IE 11 is not supported. For an optimal experience visit our site on another browser.

Eat asparagus, and more questionable ways to ease your hangover

After all the champagne, beer, spirits or (and?) wine on New Year’s Eve, some of us will wake up with a persistent pounding in our heads, mouths as dry as deserts and overwhelming nausea -- all the telltale signs of a hangover.

What can make this terrible feeling go away? “The only thing that actually helps is not drinking,” says Dr. Glen Aukerman, medical director of the Ohio State University Center for Integrated Medicine, using logic to wreck everyone’s festive mood. He notes that taking calcium, magnesium and a complete B supplement and drinking lots of water helps with hangover symptoms.

While the experts agree -- and, really, most of us know -- that abstaining from alcohol or drinking less is the only surefire way to prevent a hangover, if you must imbibe tonight, here are a few foods people often use to lessen the pains the day after drinking. 

Pass the asparagus: In 2009, researchers in South Korea published a paper saying that eating asparagus before drinking prevents those icky hangover feelings.

“There is a little tidbit of truth to it … not that I would discourage people from eating asparagus,” explains Leslie Bonci, director of sports nutrition at UPMC Center for Sports Medicine in Pittsburgh, adding that bingeing on asparagus the night before drinking will do nothing for a headache the next day.

But asparagus might protect the body from booze. The amino acids in asparagus improve how quickly human cells break down alcohol, preventing some long term damage from toxic byproducts of alcohol such as hydrogen peroxide.

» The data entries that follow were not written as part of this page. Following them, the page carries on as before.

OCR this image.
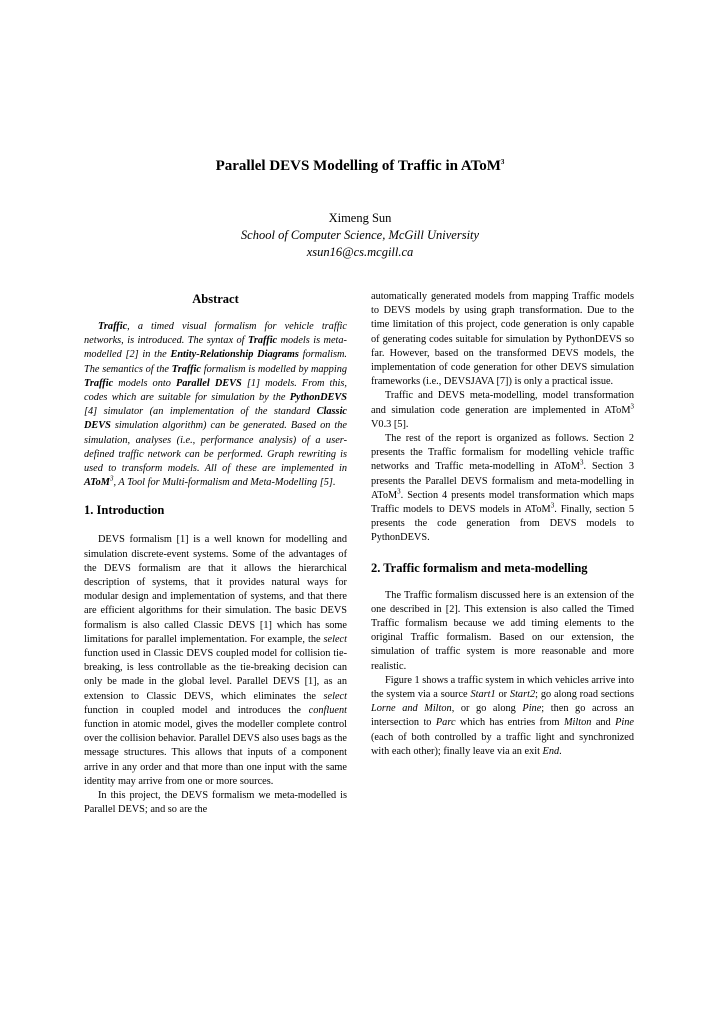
Parallel DEVS Modelling of Traffic in AToM$^3$
Ximeng Sun
School of Computer Science, McGill University
xsun16@cs.mcgill.ca
Abstract

Traffic, a timed visual formalism for vehicle traffic networks, is introduced. The syntax of Traffic models is meta-modelled [2] in the Entity-Relationship Diagrams formalism. The semantics of the Traffic formalism is modelled by mapping Traffic models onto Parallel DEVS [1] models. From this, codes which are suitable for simulation by the PythonDEVS [4] simulator (an implementation of the standard Classic DEVS simulation algorithm) can be generated. Based on the simulation, analyses (i.e., performance analysis) of a user-defined traffic network can be performed. Graph rewriting is used to transform models. All of these are implemented in AToM$^3$, A Tool for Multi-formalism and Meta-Modelling [5].

1. Introduction

DEVS formalism [1] is a well known for modelling and simulation discrete-event systems. Some of the advantages of the DEVS formalism are that it allows the hierarchical description of systems, that it provides natural ways for modular design and implementation of systems, and that there are efficient algorithms for their simulation. The basic DEVS formalism is also called Classic DEVS [1] which has some limitations for parallel implementation. For example, the select function used in Classic DEVS coupled model for collision tie-breaking, is less controllable as the tie-breaking decision can only be made in the global level. Parallel DEVS [1], as an extension to Classic DEVS, which eliminates the select function in coupled model and introduces the confluent function in atomic model, gives the modeller complete control over the collision behavior. Parallel DEVS also uses bags as the message structures. This allows that inputs of a component arrive in any order and that more than one input with the same identity may arrive from one or more sources.

In this project, the DEVS formalism we meta-modelled is Parallel DEVS; and so are the

automatically generated models from mapping Traffic models to DEVS models by using graph transformation. Due to the time limitation of this project, code generation is only capable of generating codes suitable for simulation by PythonDEVS so far. However, based on the transformed DEVS models, the implementation of code generation for other DEVS simulation frameworks (i.e., DEVSJAVA [7]) is only a practical issue.

Traffic and DEVS meta-modelling, model transformation and simulation code generation are implemented in AToM$^3$ V0.3 [5].

The rest of the report is organized as follows. Section 2 presents the Traffic formalism for modelling vehicle traffic networks and Traffic meta-modelling in AToM$^3$. Section 3 presents the Parallel DEVS formalism and meta-modelling in AToM$^3$. Section 4 presents model transformation which maps Traffic models to DEVS models in AToM$^3$. Finally, section 5 presents the code generation from DEVS models to PythonDEVS.

2. Traffic formalism and meta-modelling

The Traffic formalism discussed here is an extension of the one described in [2]. This extension is also called the Timed Traffic formalism because we add timing elements to the original Traffic formalism. Based on our extension, the simulation of traffic system is more reasonable and more realistic.

Figure 1 shows a traffic system in which vehicles arrive into the system via a source Start1 or Start2; go along road sections Lorne and Milton, or go along Pine; then go across an intersection to Parc which has entries from Milton and Pine (each of both controlled by a traffic light and synchronized with each other); finally leave via an exit End.
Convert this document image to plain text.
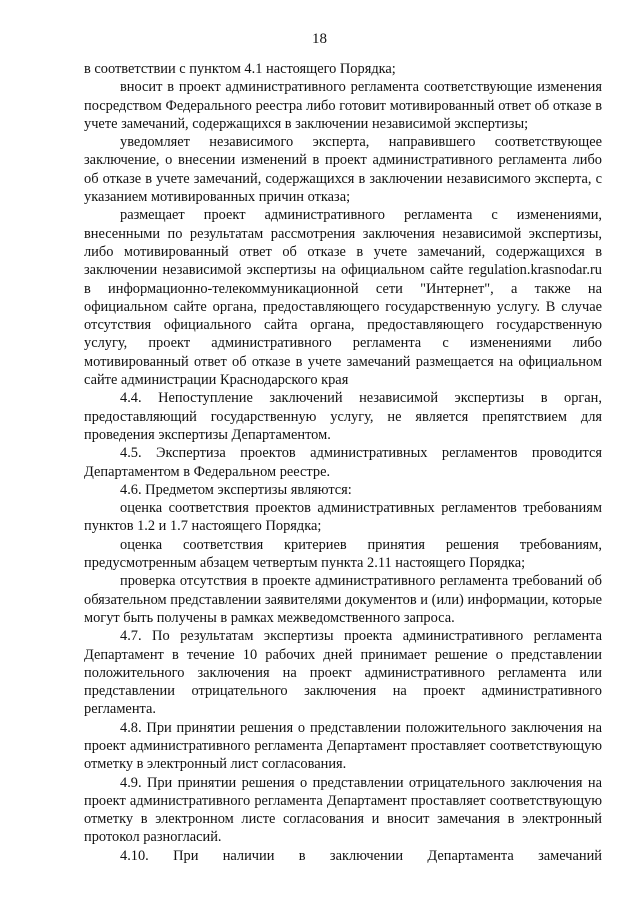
18

в соответствии с пунктом 4.1 настоящего Порядка;

вносит в проект административного регламента соответствующие изменения посредством Федерального реестра либо готовит мотивированный ответ об отказе в учете замечаний, содержащихся в заключении независимой экспертизы;

уведомляет независимого эксперта, направившего соответствующее заключение, о внесении изменений в проект административного регламента либо об отказе в учете замечаний, содержащихся в заключении независимого эксперта, с указанием мотивированных причин отказа;

размещает проект административного регламента с изменениями, внесенными по результатам рассмотрения заключения независимой экспертизы, либо мотивированный ответ об отказе в учете замечаний, содержащихся в заключении независимой экспертизы на официальном сайте regulation.krasnodar.ru в информационно-телекоммуникационной сети "Интернет", а также на официальном сайте органа, предоставляющего государственную услугу. В случае отсутствия официального сайта органа, предоставляющего государственную услугу, проект административного регламента с изменениями либо мотивированный ответ об отказе в учете замечаний размещается на официальном сайте администрации Краснодарского края

4.4. Непоступление заключений независимой экспертизы в орган, предоставляющий государственную услугу, не является препятствием для проведения экспертизы Департаментом.

4.5. Экспертиза проектов административных регламентов проводится Департаментом в Федеральном реестре.

4.6. Предметом экспертизы являются:

оценка соответствия проектов административных регламентов требованиям пунктов 1.2 и 1.7 настоящего Порядка;

оценка соответствия критериев принятия решения требованиям, предусмотренным абзацем четвертым пункта 2.11 настоящего Порядка;

проверка отсутствия в проекте административного регламента требований об обязательном представлении заявителями документов и (или) информации, которые могут быть получены в рамках межведомственного запроса.

4.7. По результатам экспертизы проекта административного регламента Департамент в течение 10 рабочих дней принимает решение о представлении положительного заключения на проект административного регламента или представлении отрицательного заключения на проект административного регламента.

4.8. При принятии решения о представлении положительного заключения на проект административного регламента Департамент проставляет соответствующую отметку в электронный лист согласования.

4.9. При принятии решения о представлении отрицательного заключения на проект административного регламента Департамент проставляет соответствующую отметку в электронном листе согласования и вносит замечания в электронный протокол разногласий.

4.10. При наличии в заключении Департамента замечаний
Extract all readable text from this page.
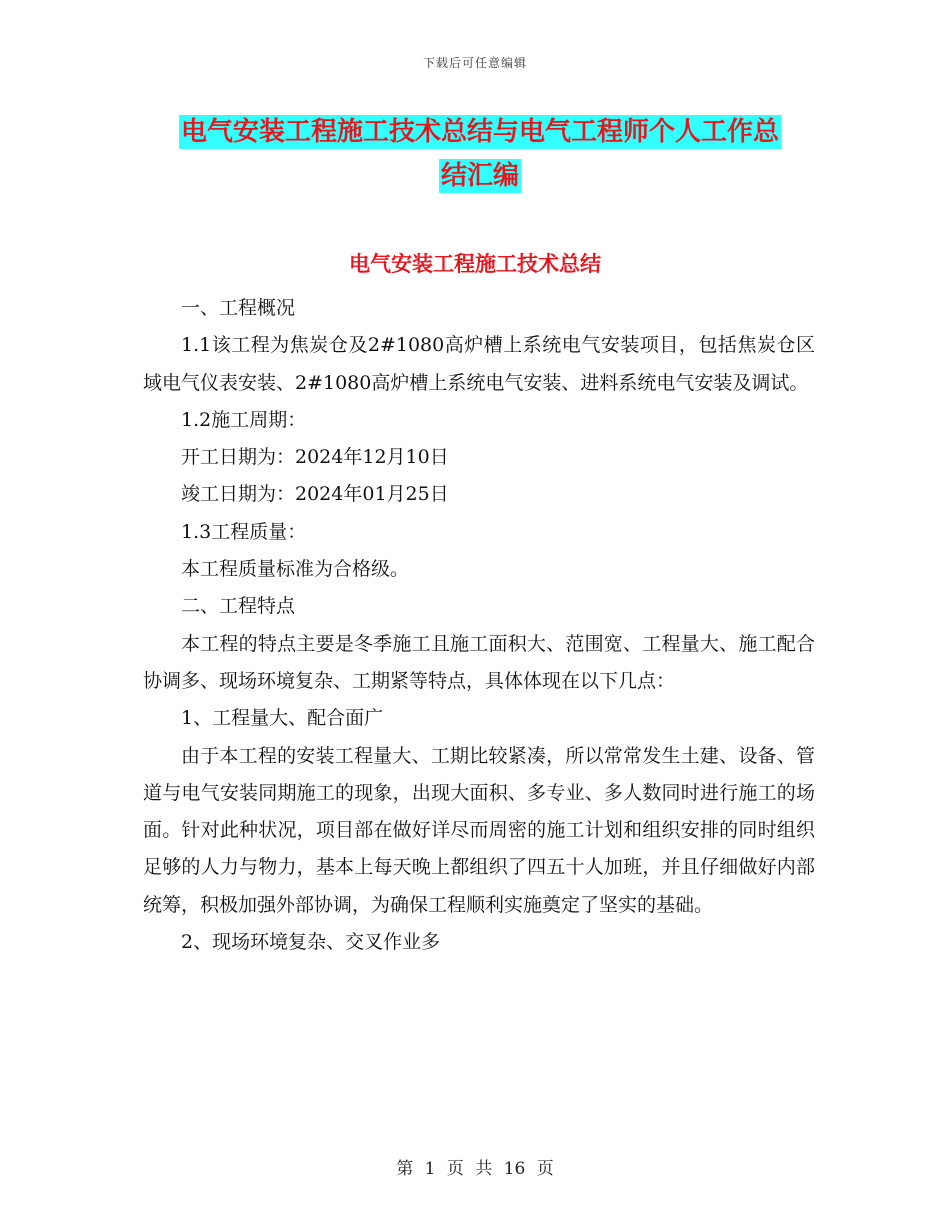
下载后可任意编辑
电气安装工程施工技术总结与电气工程师个人工作总
结汇编
电气安装工程施工技术总结

一、工程概况

1.1该工程为焦炭仓及2#1080高炉槽上系统电气安装项目，包括焦炭仓区域电气仪表安装、2#1080高炉槽上系统电气安装、进料系统电气安装及调试。

1.2施工周期：

开工日期为：2024年12月10日

竣工日期为：2024年01月25日

1.3工程质量：

本工程质量标准为合格级。

二、工程特点

本工程的特点主要是冬季施工且施工面积大、范围宽、工程量大、施工配合协调多、现场环境复杂、工期紧等特点，具体体现在以下几点：

1、工程量大、配合面广

由于本工程的安装工程量大、工期比较紧凑，所以常常发生土建、设备、管道与电气安装同期施工的现象，出现大面积、多专业、多人数同时进行施工的场面。针对此种状况，项目部在做好详尽而周密的施工计划和组织安排的同时组织足够的人力与物力，基本上每天晚上都组织了四五十人加班，并且仔细做好内部统筹，积极加强外部协调，为确保工程顺利实施奠定了坚实的基础。

2、现场环境复杂、交叉作业多

第 1 页 共 16 页
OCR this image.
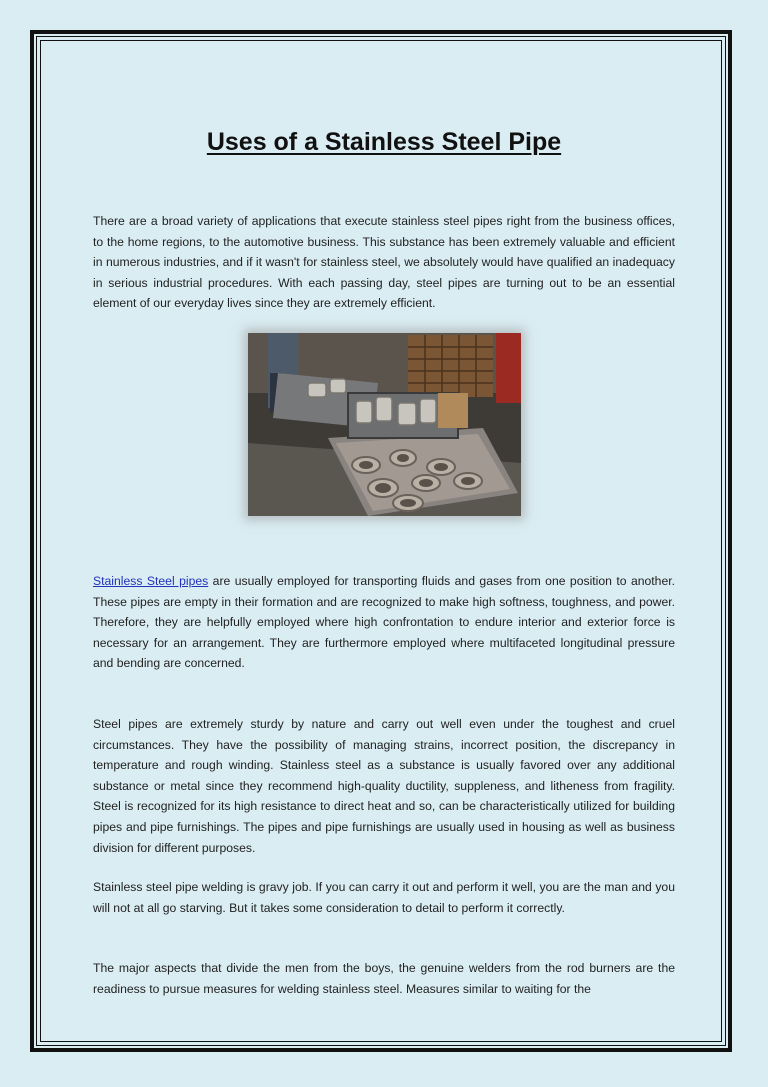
Uses of a Stainless Steel Pipe

There are a broad variety of applications that execute stainless steel pipes right from the business offices, to the home regions, to the automotive business. This substance has been extremely valuable and efficient in numerous industries, and if it wasn't for stainless steel, we absolutely would have qualified an inadequacy in serious industrial procedures. With each passing day, steel pipes are turning out to be an essential element of our everyday lives since they are extremely efficient.

Stainless Steel pipes are usually employed for transporting fluids and gases from one position to another. These pipes are empty in their formation and are recognized to make high softness, toughness, and power. Therefore, they are helpfully employed where high confrontation to endure interior and exterior force is necessary for an arrangement. They are furthermore employed where multifaceted longitudinal pressure and bending are concerned.

Steel pipes are extremely sturdy by nature and carry out well even under the toughest and cruel circumstances. They have the possibility of managing strains, incorrect position, the discrepancy in temperature and rough winding. Stainless steel as a substance is usually favored over any additional substance or metal since they recommend high-quality ductility, suppleness, and litheness from fragility. Steel is recognized for its high resistance to direct heat and so, can be characteristically utilized for building pipes and pipe furnishings. The pipes and pipe furnishings are usually used in housing as well as business division for different purposes.

Stainless steel pipe welding is gravy job. If you can carry it out and perform it well, you are the man and you will not at all go starving. But it takes some consideration to detail to perform it correctly.

The major aspects that divide the men from the boys, the genuine welders from the rod burners are the readiness to pursue measures for welding stainless steel. Measures similar to waiting for the
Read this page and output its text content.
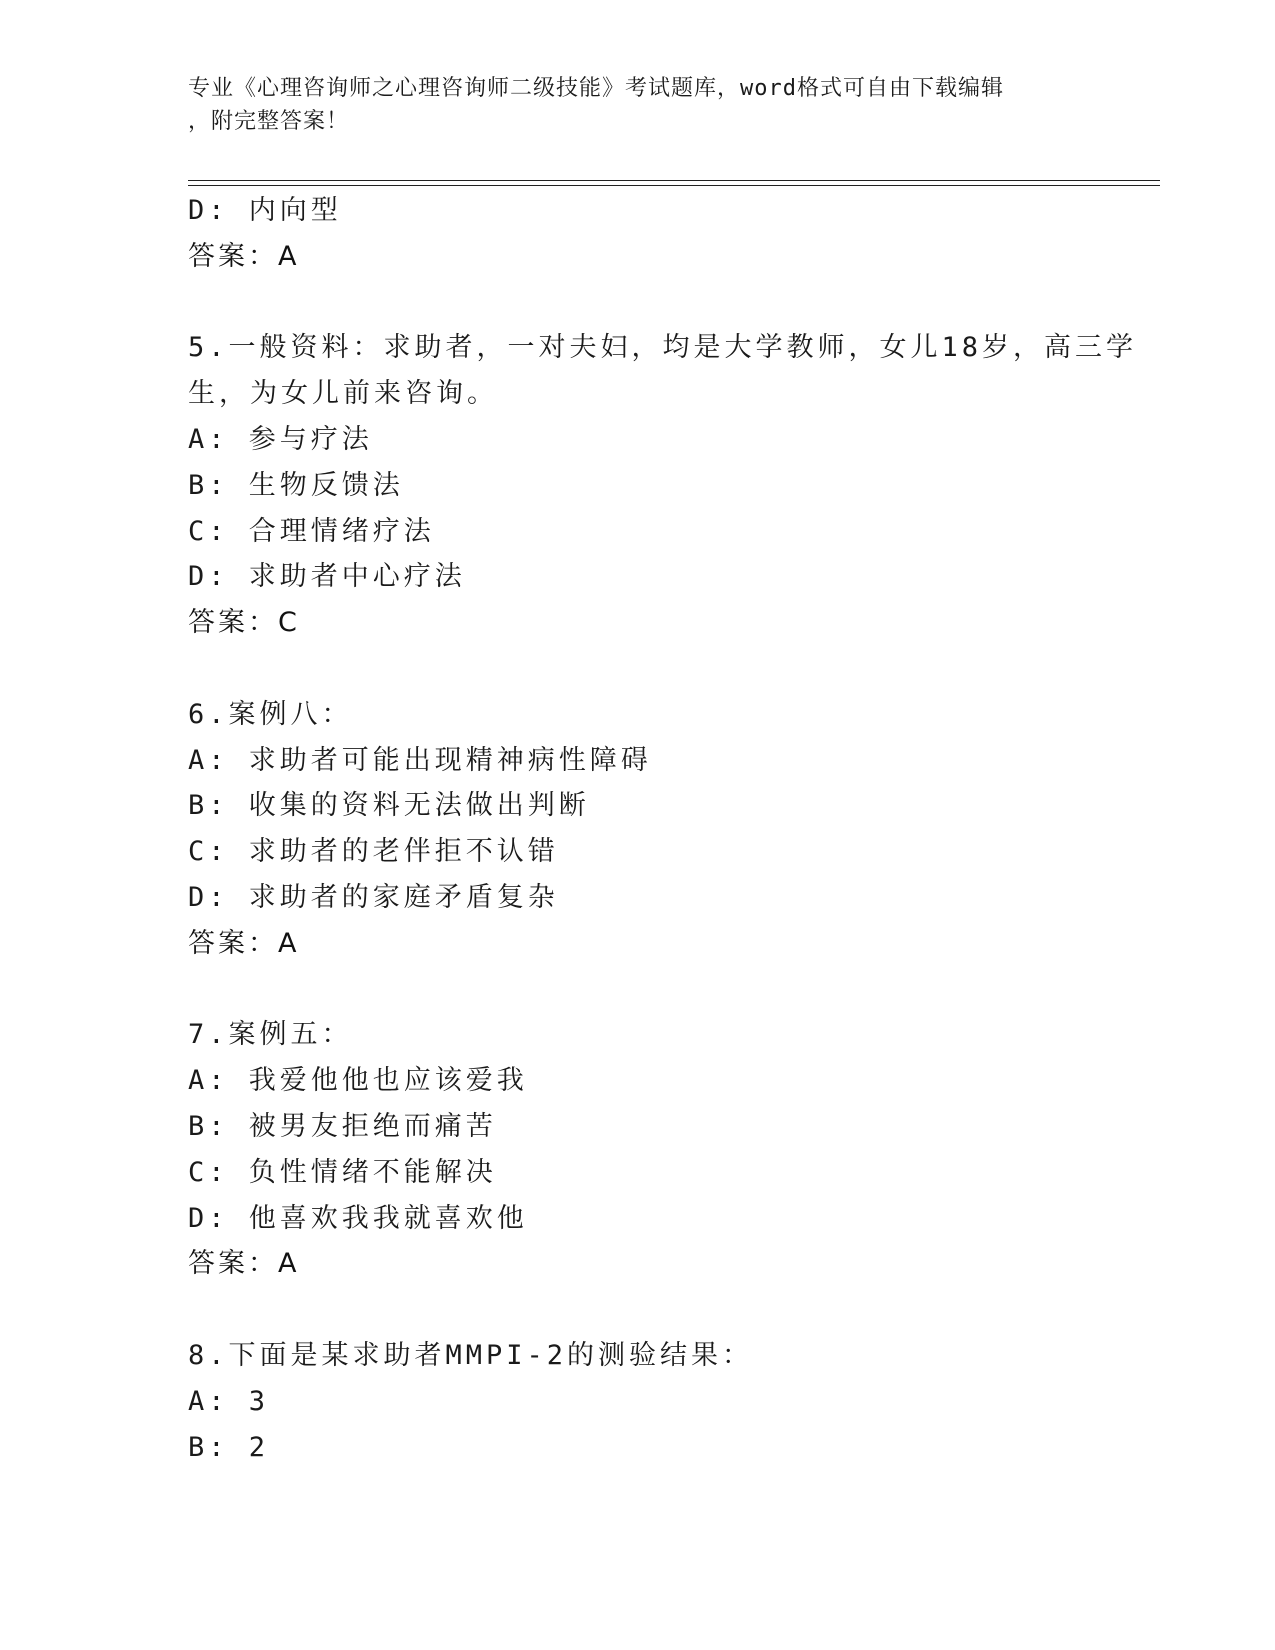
专业《心理咨询师之心理咨询师二级技能》考试题库，word格式可自由下载编辑
，附完整答案！
D: 内向型
答案：A
5.一般资料：求助者，一对夫妇，均是大学教师，女儿18岁，高三学
生，为女儿前来咨询。
A: 参与疗法
B: 生物反馈法
C: 合理情绪疗法
D: 求助者中心疗法
答案：C
6.案例八：
A: 求助者可能出现精神病性障碍
B: 收集的资料无法做出判断
C: 求助者的老伴拒不认错
D: 求助者的家庭矛盾复杂
答案：A
7.案例五：
A: 我爱他他也应该爱我
B: 被男友拒绝而痛苦
C: 负性情绪不能解决
D: 他喜欢我我就喜欢他
答案：A
8.下面是某求助者MMPI-2的测验结果：
A: 3
B: 2
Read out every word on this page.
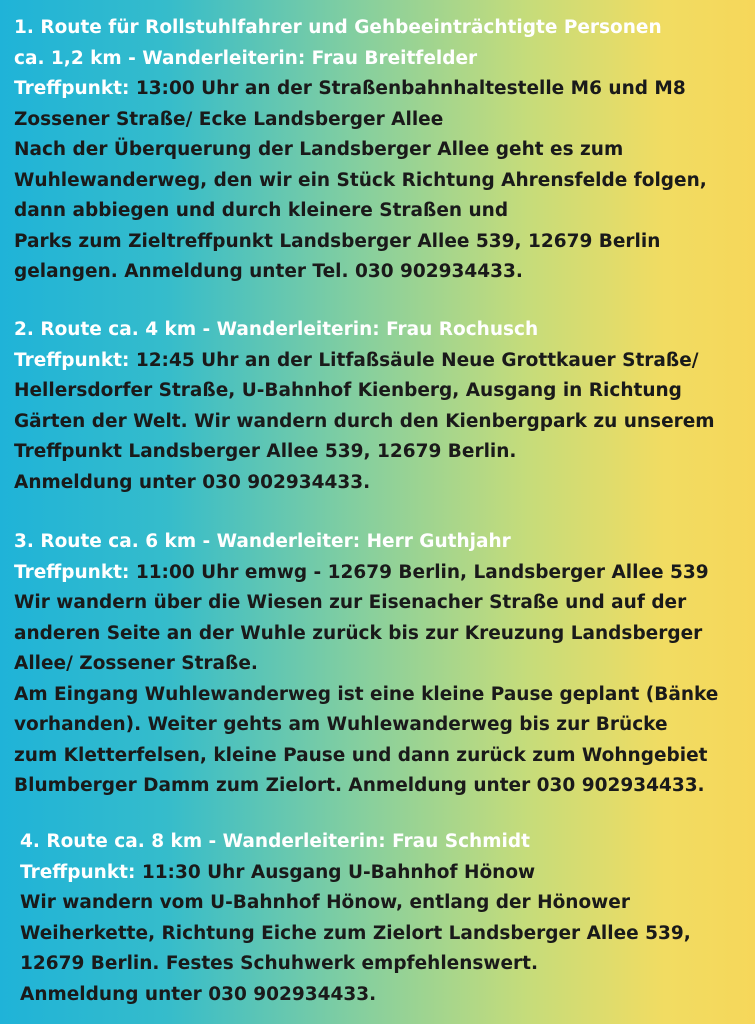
1. Route für Rollstuhlfahrer und Gehbeeinträchtigte Personen
ca. 1,2 km - Wanderleiterin: Frau Breitfelder
Treffpunkt: 13:00 Uhr an der Straßenbahnhaltestelle M6 und M8
Zossener Straße/ Ecke Landsberger Allee
Nach der Überquerung der Landsberger Allee geht es zum
Wuhlewanderweg, den wir ein Stück Richtung Ahrensfelde folgen,
dann abbiegen und durch kleinere Straßen und
Parks zum Zieltreffpunkt Landsberger Allee 539, 12679 Berlin
gelangen. Anmeldung unter Tel. 030 902934433.
2. Route ca. 4 km - Wanderleiterin: Frau Rochusch
Treffpunkt: 12:45 Uhr an der Litfaßsäule Neue Grottkauer Straße/
Hellersdorfer Straße, U-Bahnhof Kienberg, Ausgang in Richtung
Gärten der Welt. Wir wandern durch den Kienbergpark zu unserem
Treffpunkt Landsberger Allee 539, 12679 Berlin.
Anmeldung unter 030 902934433.
3. Route ca. 6 km - Wanderleiter: Herr Guthjahr
Treffpunkt: 11:00 Uhr emwg - 12679 Berlin, Landsberger Allee 539
Wir wandern über die Wiesen zur Eisenacher Straße und auf der
anderen Seite an der Wuhle zurück bis zur Kreuzung Landsberger
Allee/ Zossener Straße.
Am Eingang Wuhlewanderweg ist eine kleine Pause geplant (Bänke
vorhanden). Weiter gehts am Wuhlewanderweg bis zur Brücke
zum Kletterfelsen, kleine Pause und dann zurück zum Wohngebiet
Blumberger Damm zum Zielort. Anmeldung unter 030 902934433.
4. Route ca. 8 km - Wanderleiterin: Frau Schmidt
Treffpunkt: 11:30 Uhr Ausgang U-Bahnhof Hönow
Wir wandern vom U-Bahnhof Hönow, entlang der Hönower
Weiherkette, Richtung Eiche zum Zielort Landsberger Allee 539,
12679 Berlin. Festes Schuhwerk empfehlenswert.
Anmeldung unter 030 902934433.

“Whether other or not these effects will actually make a human feel any better remains to be seen,” writes Dr. Rachel Vreeman, co-author of “Don’t Swallow Your Gum! Myths, Half-Truths, and Outright Lies about Your Body and Health,” in an email. “It is not clear that these amino acids, or amino acids from other good sources like eggs, will actually help a person with a hangover feel any better.”  

Guzzling pickle juice: Russians and Eastern Europeans swear that a swig of pickle juice makes them feel better after a night of heavy drinking. 

If people can get the pickle juice down, says Bonci, it acts like a sports drink, restoring the electrolytes that the dehydrating alcohol has depleted. Much of the pain of a hangover occurs because the body’s dehydrated of water and nutrients.  

“Of course, if you actually manage to get it down, you might think of yourself as being ‘cured’ of your hangover,” jokes Vreeman, also an assistant professor of pediatrics at Indiana University School of Medicine.

Aside from its taste, pickle juice has another disadvantage.

“Pickle juice, that’s got a lot of salt in it; I’d probably stay away from that,” says Dr. Daniel Hall Flavin, MD, an addiction psychiatry consultant at the Mayo Clinic. “If there is any benefit [it] is replacing the electrolytes.” 

The experts say that a sports drink such as Gatorade is a better panacea to dehydration (and tastes better).

Reach for the prickly pear: Before some people begin drinking, they turn to a houseplant. Well, not exactly. Some believe that the cactus, the prickly pear, will cure what ails them.

Prickly pear is chockfull of potassium, explains Bonci, and an extra boost of that nutrient might make a hangover sufferer feel more human. Prickly pear extract can be added to drinks. People can also purchase prickly pear jellies and candies as well as the pulp (it is easier to find it in say the Southwest, but co-ops and speciality stores carry the extract.) Specifically, people should eat the species Opuntia ficus-indica, which is used most often for foods. (While it might seem obvious, we'd like to remind you to remove the spines before eating prickly pear.)

“[A] study found that the prickly pear improved some individual symptoms,” says Vreeman. Taken before drinking, prickly pear lessens dry mouth and nausea. But Vreeman adds that in the randomized, controlled test, the group that received the prickly pear and the placebo group both scored their hangovers the same—people still feel yucky.

Prickly pear works because it helps regulate inflammation. Alcohol changes the amount of inflammatory chemicals, prostaglandins and cytokines, in the body and this imbalance might cause hangovers. Prickly pear controls these fluctuations and the body experiences less turmoil.  

“Whether that improves how humans actually feel remains to be seen,” says Vreeman.